Compressed Double Machine Learning
DuckDML implements a compressed leave-one-out estimator for a partially linear model with discrete controls:
\[ Y_i = W_i'\beta + g(X_i) + \varepsilon_i. \]
Here \(W_i\) is one or more treatment variables and \(X_i\) is a vector of discrete controls. The controls define groups \(g \in \mathcal{G}\).
Constructor
Show code
DuckDML(
db_name: str,
table_name: str,
outcome_var: str,
treatment_var: str | list[str],
discrete_covars: list[str],
seed: int,
n_bootstraps: int = 200,
)The implementation accepts either a single treatment name or a list of treatment names. Internally it stores self.treatment_vars as a list.

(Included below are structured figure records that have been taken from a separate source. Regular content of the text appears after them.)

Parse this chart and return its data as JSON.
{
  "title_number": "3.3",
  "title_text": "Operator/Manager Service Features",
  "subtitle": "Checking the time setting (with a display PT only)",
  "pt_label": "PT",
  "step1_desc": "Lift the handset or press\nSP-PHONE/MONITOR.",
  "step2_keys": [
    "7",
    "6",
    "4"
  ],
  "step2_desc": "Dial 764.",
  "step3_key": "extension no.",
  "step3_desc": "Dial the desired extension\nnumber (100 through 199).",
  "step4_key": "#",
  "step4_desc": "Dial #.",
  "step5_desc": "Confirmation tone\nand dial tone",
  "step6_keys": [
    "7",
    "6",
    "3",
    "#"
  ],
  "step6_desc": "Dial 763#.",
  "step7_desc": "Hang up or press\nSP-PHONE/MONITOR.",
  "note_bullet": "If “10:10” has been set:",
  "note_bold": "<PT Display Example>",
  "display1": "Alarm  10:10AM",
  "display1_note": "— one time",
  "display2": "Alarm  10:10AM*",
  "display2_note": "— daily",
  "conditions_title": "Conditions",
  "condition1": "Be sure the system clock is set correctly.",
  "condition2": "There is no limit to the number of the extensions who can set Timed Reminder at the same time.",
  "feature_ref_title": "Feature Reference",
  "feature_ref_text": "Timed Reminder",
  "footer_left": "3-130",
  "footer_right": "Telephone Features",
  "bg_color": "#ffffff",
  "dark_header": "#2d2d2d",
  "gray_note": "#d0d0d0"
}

Leave-One-Out Residualization
For a variable \(V_i\), define the leave-one-out group mean
\[ \hat{m}_{v,-i}(X_i) = \frac{1}{N_g - 1} \sum_{\substack{j \in g\\j \ne i}} V_j. \]
The residual is
\[ \tilde{V}_i = V_i - \hat{m}_{v,-i}(X_i) = \frac{N_g V_i - S_V^{(g)}}{N_g - 1}, \]
where \(S_V^{(g)} = \sum_{j \in g} V_j\).

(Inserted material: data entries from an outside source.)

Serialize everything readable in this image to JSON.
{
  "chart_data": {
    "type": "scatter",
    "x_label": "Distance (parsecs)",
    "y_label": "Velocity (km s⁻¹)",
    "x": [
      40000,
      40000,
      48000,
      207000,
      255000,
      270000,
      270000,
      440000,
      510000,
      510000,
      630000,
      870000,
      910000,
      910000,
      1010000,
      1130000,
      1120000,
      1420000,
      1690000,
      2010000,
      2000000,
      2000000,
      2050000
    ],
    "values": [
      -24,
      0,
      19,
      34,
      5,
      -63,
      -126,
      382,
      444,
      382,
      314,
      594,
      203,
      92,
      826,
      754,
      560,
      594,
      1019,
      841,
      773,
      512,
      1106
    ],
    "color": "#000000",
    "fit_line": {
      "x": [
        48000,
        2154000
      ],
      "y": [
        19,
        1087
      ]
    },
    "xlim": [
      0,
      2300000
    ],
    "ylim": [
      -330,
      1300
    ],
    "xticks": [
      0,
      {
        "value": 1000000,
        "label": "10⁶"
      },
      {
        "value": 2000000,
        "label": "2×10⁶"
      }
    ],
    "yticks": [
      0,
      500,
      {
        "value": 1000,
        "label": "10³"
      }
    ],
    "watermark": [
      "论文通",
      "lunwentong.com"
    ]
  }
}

The target estimator is the OLS regression of leave-one-out residualized \(Y\) on leave-one-out residualized \(W\):
\[ \hat{\beta} = \left(\sum_i \tilde{W}_i\tilde{W}_i'\right)^{-1} \left(\sum_i \tilde{W}_i\tilde{Y}_i\right). \]
Compressed Algebra
For group \(g\), define
\[ S_W^{(g)} = \sum_{i \in g} W_i,\qquad S_Y^{(g)} = \sum_{i \in g} Y_i, \]
\[ S_{WW}^{(g)} = \sum_{i \in g} W_i W_i', \qquad S_{WY}^{(g)} = \sum_{i \in g} W_i Y_i. \]
Then
\[ \sum_{i \in g} \tilde{W}_i\tilde{W}_i' = \frac{N_g}{(N_g - 1)^2} \left[ N_g S_{WW}^{(g)} - S_W^{(g)}S_W^{(g)'} \right], \]
and
\[ \sum_{i \in g} \tilde{W}_i\tilde{Y}_i = \frac{N_g}{(N_g - 1)^2} \left[ N_g S_{WY}^{(g)} - S_W^{(g)}S_Y^{(g)} \right]. \]
So DuckDML.compress_data() only needs grouped counts, sums, and cross-products. The final estimator sums these matrices over groups and solves one small linear system.
SQL Sufficient Statistics
For treatment variables X1, X2 and outcome Y, grouped by town_id and day_id, the aggregation includes:
Show code
SELECT
town_id,
day_id,
COUNT(*) AS n_g,
SUM(Y) AS sum_y,
SUM(POW(Y, 2)) AS sum_y_sq,
SUM(X1) AS sum_X1,
SUM(Y * X1) AS sum_Y_X1,
SUM(X2) AS sum_X2,
SUM(Y * X2) AS sum_Y_X2,
SUM(X1 * X1) AS sum_X1_X1,
SUM(X1 * X2) AS sum_X1_X2,
SUM(X2 * X2) AS sum_X2_X2
FROM data
GROUP BY town_id, day_id
HAVING COUNT(*) > 1Singleton groups are dropped because leave-one-out residualization is undefined when \(N_g = 1\).
Usage
Example from notebooks/duckdml.ipynb:
Show code
from duckreg.estimators import DuckDML
dml_model = DuckDML(
db_name="dml_example.db",
table_name="data",
outcome_var="Y",
treatment_var="X",
discrete_covars=["town_id", "day_id"],
seed=42,
n_bootstraps=500,
)
dml_model.fit()
results = dml_model.summary()Multivariate treatment example from the tests:
Show code
dml = DuckDML(
db_name="test_dml_pytest.db",
table_name="data",
outcome_var="Y",
treatment_var=["X1", "X2"],
discrete_covars=["town_id", "day_id"],
seed=42,
n_bootstraps=10,
)
dml.fit()
dml.summary()Inference
fit_vcov() computes an analytic HC1-style sandwich using compressed residual cross-products. The default bootstrap() resamples compressed groups, which treats the discrete-control cells as the resampling clusters.
Use the bootstrap when the grouped structure is the natural independent sampling level. Use the analytic covariance when the compressed moments are an acceptable approximation to the desired robust variance.